Any other vegetables you have around. Some nice additions are corn, peas, diced mushrooms, broccoli or spinach (both will disappear in the cooking but add flavor), diced green beans and cubed zucchini.
Egg noodles – as much or little as you want. I use about 2 cups. Can also substitute other pasta, like elbow macaroni or broken up spaghetti. Rice is another option, I use about a cup. Also, cube potatoes or barley for a different starch. Or, you can leave out the starch altogether for a low-carb version.

Seasonings to taste. Some examples are salt and pepper, garlic powder, poultry seasoning, a bay leaf, parsley, sage, rosemary, thyme, and oregano. Be creative and always taste as you go.

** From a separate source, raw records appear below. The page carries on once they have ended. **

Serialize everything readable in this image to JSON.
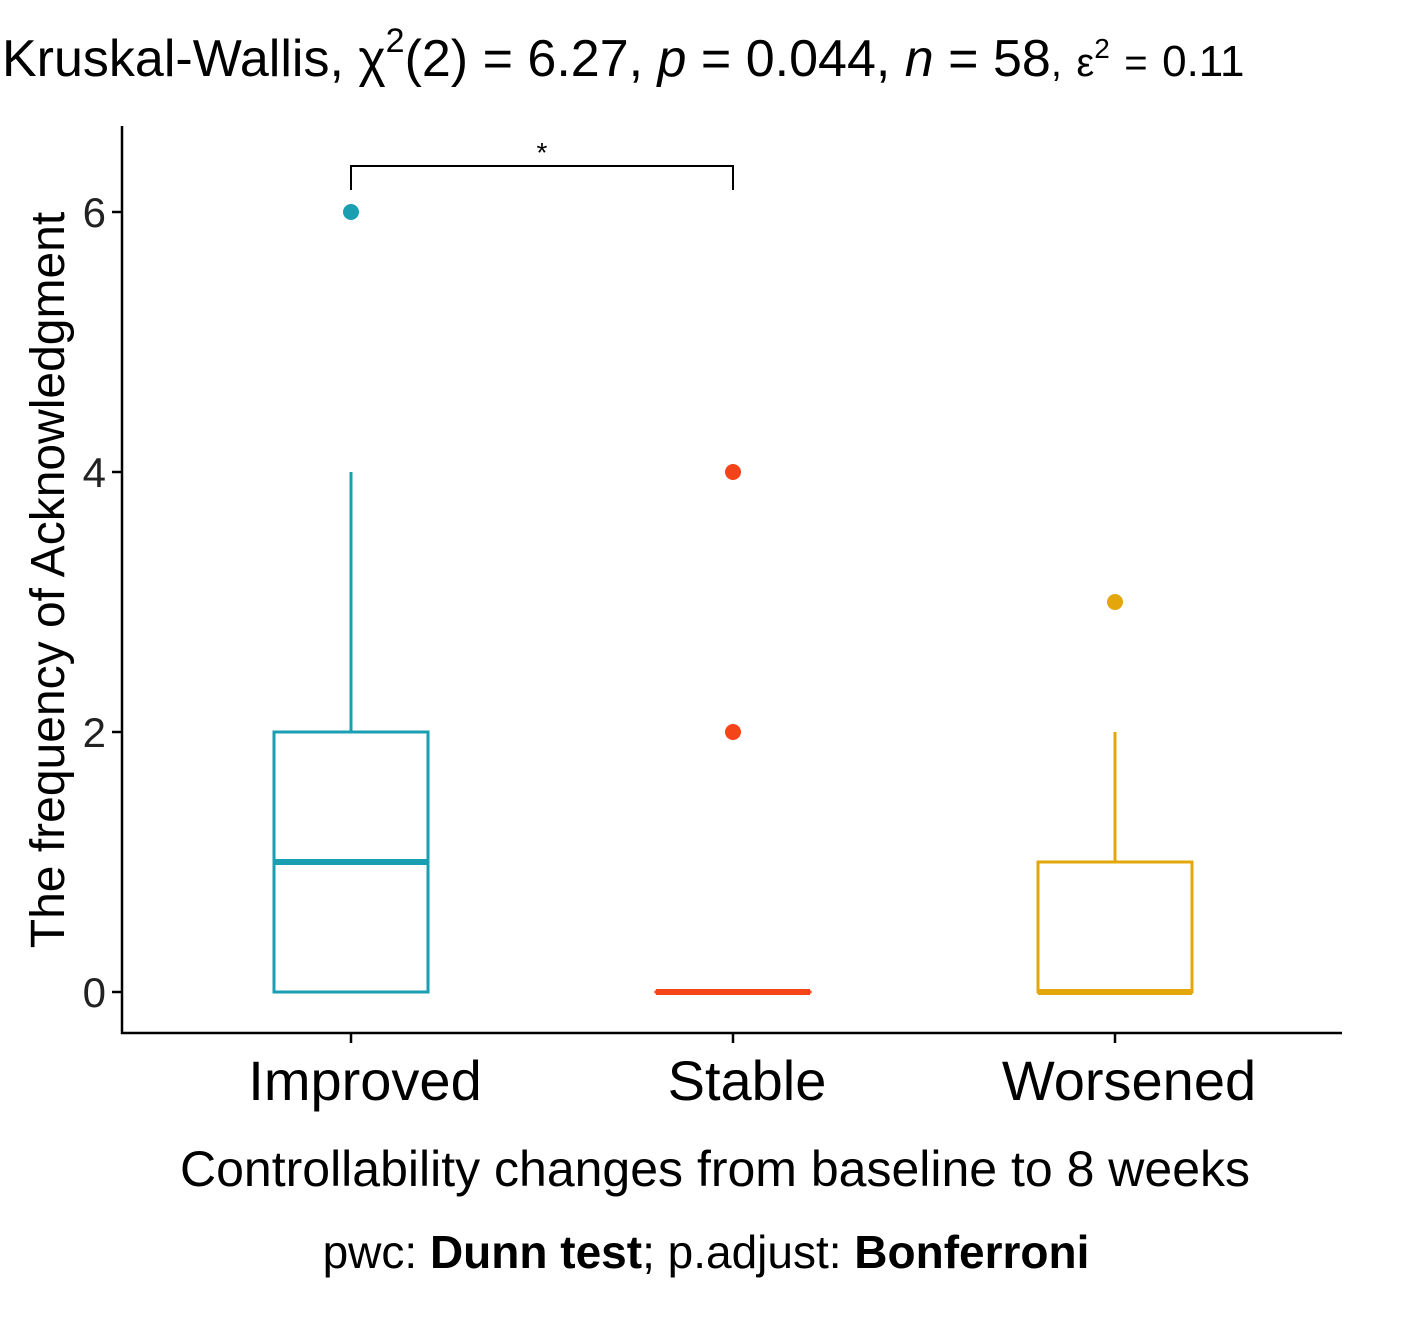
{
  "chart_data": {
    "type": "boxplot",
    "title": {
      "test": "Kruskal-Wallis",
      "stat_symbol": "χ",
      "stat_sup": "2",
      "df": "(2)",
      "statistic": "6.27",
      "p_label": "p",
      "p_value": "0.044",
      "n_label": "n",
      "n_value": "58",
      "effect_symbol": "ε",
      "effect_sup": "2",
      "effect_value": "0.11",
      "separator": ",",
      "equals": "="
    },
    "ylabel": "The frequency of Acknowledgment",
    "xlabel": "Controllability changes from baseline to 8 weeks",
    "caption": {
      "prefix": "pwc: ",
      "method": "Dunn test",
      "middle": "; p.adjust: ",
      "adjust": "Bonferroni"
    },
    "ylim": [
      -0.3,
      6.6
    ],
    "yticks": [
      0,
      2,
      4,
      6
    ],
    "categories": [
      "Improved",
      "Stable",
      "Worsened"
    ],
    "groups": [
      {
        "name": "Improved",
        "color": "#1a9fb2",
        "q1": 0,
        "median": 1,
        "q3": 2,
        "whisker_low": 0,
        "whisker_high": 4,
        "outliers": [
          6
        ]
      },
      {
        "name": "Stable",
        "color": "#f5431a",
        "q1": 0,
        "median": 0,
        "q3": 0,
        "whisker_low": 0,
        "whisker_high": 0,
        "outliers": [
          2,
          4
        ]
      },
      {
        "name": "Worsened",
        "color": "#e3a70c",
        "q1": 0,
        "median": 0,
        "q3": 1,
        "whisker_low": 0,
        "whisker_high": 2,
        "outliers": [
          3
        ]
      }
    ],
    "comparisons": [
      {
        "group1": "Improved",
        "group2": "Stable",
        "label": "*",
        "y": 6.35
      }
    ]
  }
}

Cook the turkey carcass fully submerged in a large pot of stock and water. Add the finely chopped onion about thirty minutes in. Continue cooking the carcass until the meat is falling off the bone. At that point, remove the carcass and set it aside on the counter to cool. Remove any bits of bone, gristle, etc. from your pot of stock until what’s left is clear. Small bits of meat are fine. Some people let the stock cool and blot off the fat for a healthier version. I don’t, preferring the flavor added by the fat.

Add all the remaining chopped vegetables that you sliced and diced and chopped while the carcass was cooking to the stock. Start seasoning, slowing at first as seasonings will become stronger during the cooking process. Bring to a simmer (small bubbles). When the carcass is cooled, remove all the meat. Separate good meat from the bad and being careful to avoid small bones. Add the all the lovely choice meat back into the vegetables and stock.

At this point, add your pasta or rice and continue cooking for another hour or so until everything is super tender. Continue to taste and season.

I can still picture my mom standing over the stove, stirring the turkey soup, taking a taste, and adding a dash of something. I never make a pot without thinking of her and appreciating the traditions she lovingly passed down.

What are your holiday cooking traditions? I would love to hear them. Sharing a meal is such a lovely way to bring people together.